Molecule-Unit Cell Interplay: Expand the analysis to explore how the molecule fits and orients itself within the unit cell. This exploration can reveal critical insights into whether the molecule’s orientation is influenced by the unit cell’s geometric constraints, contributing to a deeper understanding of the crystal packing phenomena.
Predictive Insights for New Structures: By identifying trends and correlations between molecular orientation and unit cell geometry, the algorithm can hypothesize about probable orientations for molecules in novel crystal structures, providing a reliable foundation for anticipating the behavior of molecules in uncharted configurations.

In essence, the orientation analysis relative to the inertia frame is not a mere calculation but a holistic examination of the molecule’s spatial narrative. It provides contextual insights that are indispensable for predicting how new molecular assemblies might accommodate themselves within various lattice frameworks, essentially influencing the design strategy for new materials with desired properties.

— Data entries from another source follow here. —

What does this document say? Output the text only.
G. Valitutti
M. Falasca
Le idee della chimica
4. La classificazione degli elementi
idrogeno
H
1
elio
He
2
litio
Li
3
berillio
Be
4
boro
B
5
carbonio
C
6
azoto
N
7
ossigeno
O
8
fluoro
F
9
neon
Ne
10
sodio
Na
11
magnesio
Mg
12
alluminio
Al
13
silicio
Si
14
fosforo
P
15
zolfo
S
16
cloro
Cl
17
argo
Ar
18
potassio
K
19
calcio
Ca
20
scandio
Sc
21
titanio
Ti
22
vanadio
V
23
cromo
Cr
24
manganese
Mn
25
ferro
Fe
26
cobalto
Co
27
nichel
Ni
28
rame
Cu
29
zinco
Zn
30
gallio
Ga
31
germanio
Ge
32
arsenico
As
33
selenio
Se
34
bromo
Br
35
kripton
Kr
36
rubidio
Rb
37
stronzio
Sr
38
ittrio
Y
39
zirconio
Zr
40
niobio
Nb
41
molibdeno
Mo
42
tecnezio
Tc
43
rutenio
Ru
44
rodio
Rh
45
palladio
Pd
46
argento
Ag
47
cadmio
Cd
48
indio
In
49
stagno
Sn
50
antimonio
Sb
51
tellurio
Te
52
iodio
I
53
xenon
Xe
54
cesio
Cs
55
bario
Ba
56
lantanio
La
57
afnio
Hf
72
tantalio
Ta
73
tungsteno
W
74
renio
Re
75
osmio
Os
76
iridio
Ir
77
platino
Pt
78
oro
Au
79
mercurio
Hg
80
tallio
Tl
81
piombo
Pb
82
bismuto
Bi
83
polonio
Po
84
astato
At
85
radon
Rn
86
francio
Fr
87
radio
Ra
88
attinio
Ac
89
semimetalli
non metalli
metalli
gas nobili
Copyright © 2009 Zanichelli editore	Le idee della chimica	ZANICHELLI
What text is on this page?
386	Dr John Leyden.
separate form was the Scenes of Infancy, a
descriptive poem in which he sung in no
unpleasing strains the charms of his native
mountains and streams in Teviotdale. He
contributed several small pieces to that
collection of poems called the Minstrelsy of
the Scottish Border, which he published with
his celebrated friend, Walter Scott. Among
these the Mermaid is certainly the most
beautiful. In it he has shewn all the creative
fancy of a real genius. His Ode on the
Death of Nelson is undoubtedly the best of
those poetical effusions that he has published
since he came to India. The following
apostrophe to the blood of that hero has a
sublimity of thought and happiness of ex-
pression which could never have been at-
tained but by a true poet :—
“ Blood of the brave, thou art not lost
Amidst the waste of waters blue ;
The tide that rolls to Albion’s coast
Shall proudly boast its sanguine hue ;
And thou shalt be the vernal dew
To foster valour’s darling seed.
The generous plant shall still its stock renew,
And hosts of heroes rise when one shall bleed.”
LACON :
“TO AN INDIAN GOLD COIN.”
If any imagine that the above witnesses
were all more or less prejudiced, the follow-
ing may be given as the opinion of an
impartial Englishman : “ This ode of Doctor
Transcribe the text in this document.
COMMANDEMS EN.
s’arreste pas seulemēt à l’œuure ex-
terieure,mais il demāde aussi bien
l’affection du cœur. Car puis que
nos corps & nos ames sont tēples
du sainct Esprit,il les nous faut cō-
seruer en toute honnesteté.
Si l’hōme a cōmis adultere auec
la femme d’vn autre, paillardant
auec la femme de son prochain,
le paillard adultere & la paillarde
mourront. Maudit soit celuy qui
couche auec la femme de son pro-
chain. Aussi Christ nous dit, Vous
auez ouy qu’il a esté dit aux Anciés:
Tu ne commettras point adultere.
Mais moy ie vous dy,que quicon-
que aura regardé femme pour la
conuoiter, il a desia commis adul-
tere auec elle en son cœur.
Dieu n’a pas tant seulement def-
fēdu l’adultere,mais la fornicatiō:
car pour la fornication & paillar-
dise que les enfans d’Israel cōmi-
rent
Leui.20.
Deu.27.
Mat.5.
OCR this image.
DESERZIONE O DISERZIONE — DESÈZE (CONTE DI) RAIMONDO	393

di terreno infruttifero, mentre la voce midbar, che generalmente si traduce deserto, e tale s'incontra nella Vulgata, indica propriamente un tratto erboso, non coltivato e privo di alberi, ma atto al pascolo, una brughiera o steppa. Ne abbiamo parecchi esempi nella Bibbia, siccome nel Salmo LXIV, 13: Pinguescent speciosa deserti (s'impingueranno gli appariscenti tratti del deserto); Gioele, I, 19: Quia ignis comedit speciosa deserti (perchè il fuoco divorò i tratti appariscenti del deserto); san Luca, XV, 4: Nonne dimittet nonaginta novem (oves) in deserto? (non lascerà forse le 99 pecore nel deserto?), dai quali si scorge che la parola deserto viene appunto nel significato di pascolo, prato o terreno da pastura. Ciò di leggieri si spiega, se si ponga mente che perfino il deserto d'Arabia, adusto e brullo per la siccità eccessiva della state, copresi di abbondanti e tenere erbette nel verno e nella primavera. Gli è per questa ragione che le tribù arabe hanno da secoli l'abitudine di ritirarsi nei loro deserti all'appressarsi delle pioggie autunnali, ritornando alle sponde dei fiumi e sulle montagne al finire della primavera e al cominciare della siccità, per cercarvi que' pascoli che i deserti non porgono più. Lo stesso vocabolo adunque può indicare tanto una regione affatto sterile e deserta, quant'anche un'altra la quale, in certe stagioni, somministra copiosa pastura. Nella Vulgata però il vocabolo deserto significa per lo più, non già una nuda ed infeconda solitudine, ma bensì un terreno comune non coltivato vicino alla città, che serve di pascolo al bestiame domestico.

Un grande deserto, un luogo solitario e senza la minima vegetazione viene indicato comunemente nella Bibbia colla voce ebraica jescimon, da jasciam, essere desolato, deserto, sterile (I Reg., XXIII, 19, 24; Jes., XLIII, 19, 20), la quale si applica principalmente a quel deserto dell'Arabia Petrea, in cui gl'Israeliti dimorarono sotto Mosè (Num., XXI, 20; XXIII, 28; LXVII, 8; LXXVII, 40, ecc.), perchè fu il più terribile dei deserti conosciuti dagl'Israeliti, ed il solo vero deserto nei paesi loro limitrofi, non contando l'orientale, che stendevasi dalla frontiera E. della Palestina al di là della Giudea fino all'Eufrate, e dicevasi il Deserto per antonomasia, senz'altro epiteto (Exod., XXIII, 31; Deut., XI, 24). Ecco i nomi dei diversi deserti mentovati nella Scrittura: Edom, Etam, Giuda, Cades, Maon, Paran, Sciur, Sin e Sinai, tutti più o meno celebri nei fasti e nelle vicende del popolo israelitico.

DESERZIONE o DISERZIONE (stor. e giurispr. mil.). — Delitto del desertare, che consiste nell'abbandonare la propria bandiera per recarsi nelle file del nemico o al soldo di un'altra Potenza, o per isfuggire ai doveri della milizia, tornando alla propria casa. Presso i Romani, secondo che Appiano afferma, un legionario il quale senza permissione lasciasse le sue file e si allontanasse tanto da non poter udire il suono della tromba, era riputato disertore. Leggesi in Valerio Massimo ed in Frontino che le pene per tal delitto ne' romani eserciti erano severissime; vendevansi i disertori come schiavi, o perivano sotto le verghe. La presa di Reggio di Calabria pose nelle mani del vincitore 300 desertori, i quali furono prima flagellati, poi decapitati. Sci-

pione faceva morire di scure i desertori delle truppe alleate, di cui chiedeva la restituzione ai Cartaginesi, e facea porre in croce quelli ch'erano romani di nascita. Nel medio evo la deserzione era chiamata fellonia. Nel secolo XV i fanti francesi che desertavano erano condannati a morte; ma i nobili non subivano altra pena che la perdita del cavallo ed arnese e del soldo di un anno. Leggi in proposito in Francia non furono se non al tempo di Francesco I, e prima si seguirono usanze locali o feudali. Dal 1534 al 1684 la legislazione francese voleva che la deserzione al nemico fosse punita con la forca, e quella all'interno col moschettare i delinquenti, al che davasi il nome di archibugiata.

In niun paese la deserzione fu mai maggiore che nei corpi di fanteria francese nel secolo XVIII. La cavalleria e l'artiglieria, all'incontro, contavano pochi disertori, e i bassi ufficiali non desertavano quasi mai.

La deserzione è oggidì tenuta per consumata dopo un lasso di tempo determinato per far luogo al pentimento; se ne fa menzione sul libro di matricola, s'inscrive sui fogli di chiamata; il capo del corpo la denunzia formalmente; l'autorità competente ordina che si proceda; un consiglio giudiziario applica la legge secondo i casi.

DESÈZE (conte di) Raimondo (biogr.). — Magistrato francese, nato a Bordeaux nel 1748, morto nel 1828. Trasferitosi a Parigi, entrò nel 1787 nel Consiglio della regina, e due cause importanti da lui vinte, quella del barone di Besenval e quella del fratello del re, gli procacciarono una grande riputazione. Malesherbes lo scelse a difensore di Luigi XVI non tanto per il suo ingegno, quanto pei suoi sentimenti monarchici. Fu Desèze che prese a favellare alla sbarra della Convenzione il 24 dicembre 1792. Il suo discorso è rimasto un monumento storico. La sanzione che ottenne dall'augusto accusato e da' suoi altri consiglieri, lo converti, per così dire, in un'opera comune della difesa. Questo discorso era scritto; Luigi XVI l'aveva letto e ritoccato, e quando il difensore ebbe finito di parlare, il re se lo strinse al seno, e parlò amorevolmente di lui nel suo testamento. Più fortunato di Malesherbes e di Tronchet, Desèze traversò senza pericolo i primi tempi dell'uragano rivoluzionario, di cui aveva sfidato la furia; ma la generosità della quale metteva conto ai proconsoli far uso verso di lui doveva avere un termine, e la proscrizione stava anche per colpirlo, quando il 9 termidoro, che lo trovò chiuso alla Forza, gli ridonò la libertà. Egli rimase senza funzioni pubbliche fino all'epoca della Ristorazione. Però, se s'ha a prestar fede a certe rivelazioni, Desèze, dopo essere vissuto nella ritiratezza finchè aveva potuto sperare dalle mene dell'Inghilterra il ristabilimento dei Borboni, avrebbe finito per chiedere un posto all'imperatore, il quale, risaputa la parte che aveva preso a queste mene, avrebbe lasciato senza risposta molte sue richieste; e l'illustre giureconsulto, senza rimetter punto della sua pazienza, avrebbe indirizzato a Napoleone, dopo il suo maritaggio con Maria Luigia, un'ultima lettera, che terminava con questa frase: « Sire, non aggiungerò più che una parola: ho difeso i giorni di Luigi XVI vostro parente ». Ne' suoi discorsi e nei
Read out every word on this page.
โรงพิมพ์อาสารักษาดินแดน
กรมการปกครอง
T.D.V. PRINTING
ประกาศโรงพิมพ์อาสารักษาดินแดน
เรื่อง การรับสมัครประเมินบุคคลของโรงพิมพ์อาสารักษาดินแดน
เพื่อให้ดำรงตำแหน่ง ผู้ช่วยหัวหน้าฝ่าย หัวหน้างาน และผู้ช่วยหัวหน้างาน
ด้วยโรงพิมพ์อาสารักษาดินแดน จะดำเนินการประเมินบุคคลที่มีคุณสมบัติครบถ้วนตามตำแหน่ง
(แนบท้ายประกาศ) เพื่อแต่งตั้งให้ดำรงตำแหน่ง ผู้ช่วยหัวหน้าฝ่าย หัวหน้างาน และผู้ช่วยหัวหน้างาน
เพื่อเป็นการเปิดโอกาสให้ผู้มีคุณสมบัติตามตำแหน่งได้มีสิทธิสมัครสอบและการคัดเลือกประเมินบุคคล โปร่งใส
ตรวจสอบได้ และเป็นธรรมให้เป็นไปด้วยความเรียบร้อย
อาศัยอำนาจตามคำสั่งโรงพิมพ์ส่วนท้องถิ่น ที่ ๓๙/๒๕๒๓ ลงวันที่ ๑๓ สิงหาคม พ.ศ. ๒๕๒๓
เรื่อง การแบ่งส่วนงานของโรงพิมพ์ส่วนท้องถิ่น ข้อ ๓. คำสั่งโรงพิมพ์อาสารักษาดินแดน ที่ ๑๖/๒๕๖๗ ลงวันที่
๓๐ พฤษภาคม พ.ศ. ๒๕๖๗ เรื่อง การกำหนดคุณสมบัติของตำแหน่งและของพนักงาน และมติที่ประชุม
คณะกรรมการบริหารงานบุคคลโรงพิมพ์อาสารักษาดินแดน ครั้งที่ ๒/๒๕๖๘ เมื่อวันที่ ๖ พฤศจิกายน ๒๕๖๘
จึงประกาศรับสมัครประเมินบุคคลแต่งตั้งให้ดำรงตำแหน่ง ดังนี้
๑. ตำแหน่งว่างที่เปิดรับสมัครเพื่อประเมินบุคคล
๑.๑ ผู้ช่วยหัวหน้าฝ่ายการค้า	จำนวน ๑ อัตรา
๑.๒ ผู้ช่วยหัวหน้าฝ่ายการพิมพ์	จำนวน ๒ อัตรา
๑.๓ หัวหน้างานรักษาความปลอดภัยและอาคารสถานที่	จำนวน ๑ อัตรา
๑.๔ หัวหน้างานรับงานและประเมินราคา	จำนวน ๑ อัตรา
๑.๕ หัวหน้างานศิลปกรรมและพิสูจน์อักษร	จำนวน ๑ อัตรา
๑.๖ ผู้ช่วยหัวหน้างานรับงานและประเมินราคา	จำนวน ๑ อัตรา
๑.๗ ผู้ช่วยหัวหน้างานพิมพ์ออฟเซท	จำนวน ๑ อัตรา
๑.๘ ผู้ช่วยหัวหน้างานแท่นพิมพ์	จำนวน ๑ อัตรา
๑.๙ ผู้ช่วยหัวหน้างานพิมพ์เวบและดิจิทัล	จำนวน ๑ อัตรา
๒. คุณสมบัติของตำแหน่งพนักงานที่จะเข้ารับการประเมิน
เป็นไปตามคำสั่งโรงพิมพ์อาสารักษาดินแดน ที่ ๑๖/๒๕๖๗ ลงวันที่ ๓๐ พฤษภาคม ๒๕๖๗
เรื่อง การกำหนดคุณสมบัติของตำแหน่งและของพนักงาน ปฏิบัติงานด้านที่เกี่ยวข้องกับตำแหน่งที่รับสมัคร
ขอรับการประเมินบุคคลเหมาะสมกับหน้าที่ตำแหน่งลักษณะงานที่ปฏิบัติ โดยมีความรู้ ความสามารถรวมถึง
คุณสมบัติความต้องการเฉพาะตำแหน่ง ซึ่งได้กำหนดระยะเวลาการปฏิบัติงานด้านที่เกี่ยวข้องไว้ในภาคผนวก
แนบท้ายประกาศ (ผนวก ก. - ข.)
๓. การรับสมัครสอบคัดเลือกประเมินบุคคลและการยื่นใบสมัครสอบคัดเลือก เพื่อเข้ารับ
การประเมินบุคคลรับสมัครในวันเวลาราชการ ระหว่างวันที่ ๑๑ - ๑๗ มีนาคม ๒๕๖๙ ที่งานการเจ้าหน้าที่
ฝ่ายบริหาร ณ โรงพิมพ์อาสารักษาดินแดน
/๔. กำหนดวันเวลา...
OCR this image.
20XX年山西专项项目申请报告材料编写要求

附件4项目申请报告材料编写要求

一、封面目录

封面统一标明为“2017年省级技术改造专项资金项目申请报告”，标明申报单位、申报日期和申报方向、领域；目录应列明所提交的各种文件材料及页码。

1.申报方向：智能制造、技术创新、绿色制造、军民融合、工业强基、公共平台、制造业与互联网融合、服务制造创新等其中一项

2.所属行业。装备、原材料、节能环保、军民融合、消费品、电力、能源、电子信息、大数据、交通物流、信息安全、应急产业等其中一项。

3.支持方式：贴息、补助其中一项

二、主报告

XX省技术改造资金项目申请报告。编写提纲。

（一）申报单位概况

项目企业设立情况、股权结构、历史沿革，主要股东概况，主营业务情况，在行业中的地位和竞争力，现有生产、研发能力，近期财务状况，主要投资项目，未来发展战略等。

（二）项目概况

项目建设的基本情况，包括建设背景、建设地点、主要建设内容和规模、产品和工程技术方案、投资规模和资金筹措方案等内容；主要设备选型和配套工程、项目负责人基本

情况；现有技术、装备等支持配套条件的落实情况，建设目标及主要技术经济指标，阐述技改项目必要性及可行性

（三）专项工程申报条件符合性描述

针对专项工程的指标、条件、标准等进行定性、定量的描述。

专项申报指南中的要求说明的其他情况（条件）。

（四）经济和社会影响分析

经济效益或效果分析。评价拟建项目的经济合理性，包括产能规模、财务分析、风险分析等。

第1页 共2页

Close Contacts: Traditional analysis of close contacts often stops at identifying distances shorter than the sum of van der Waals radii. However, the CSP Algorithm delves deeper, recognizing that the strength of these contacts is an extremely important topological property, intimately tied to the interaction energy’s minimum. By examining a comprehensive matrix of atomic species pairs and their distribution across various space groups, the algorithm calculates the optimal strength of close contacts. In addition, it analyzes the spatial distribution of the contacts in respect to the center of mass for each fragment. This analysis provides a benchmark for constructing molecular crystals with judicious interatomic interactions, ensuring structural stability without compromising the lattice’s integrity. These calculated parameters are instrumental during the prediction phase, where the algorithm utilizes this statistical backbone to forecast interaction energies, guiding the assembly of molecules within the crystal lattice in a manner that’s energetically favorable.
Hydrogen Bonds: The analysis of the hydrogen bonds within the crystal matrix, provide insights into their geometric configuration which is tied to their energetic profile. This understanding is crucial because hydrogen bonds impart significant directional character to molecular arrangements in crystal lattices, influencing both structure and properties. The CSP Algorithm evaluates the geometry of potential hydrogen bond, ensuring not only geometric precision but also the right balance of strength and directionality in these interactions. This information is vital for constructing viable hydrogen-bonded networks, especially in complex molecular crystals where these interactions dictate structural feasibility and stability.
Voids in Unit Cell: Analyzing the van der Waals free volume and solvent-accessible surface within the crystal lattice provides insights into the potential for molecular movement, stability under pressure, or where guest molecules might reside.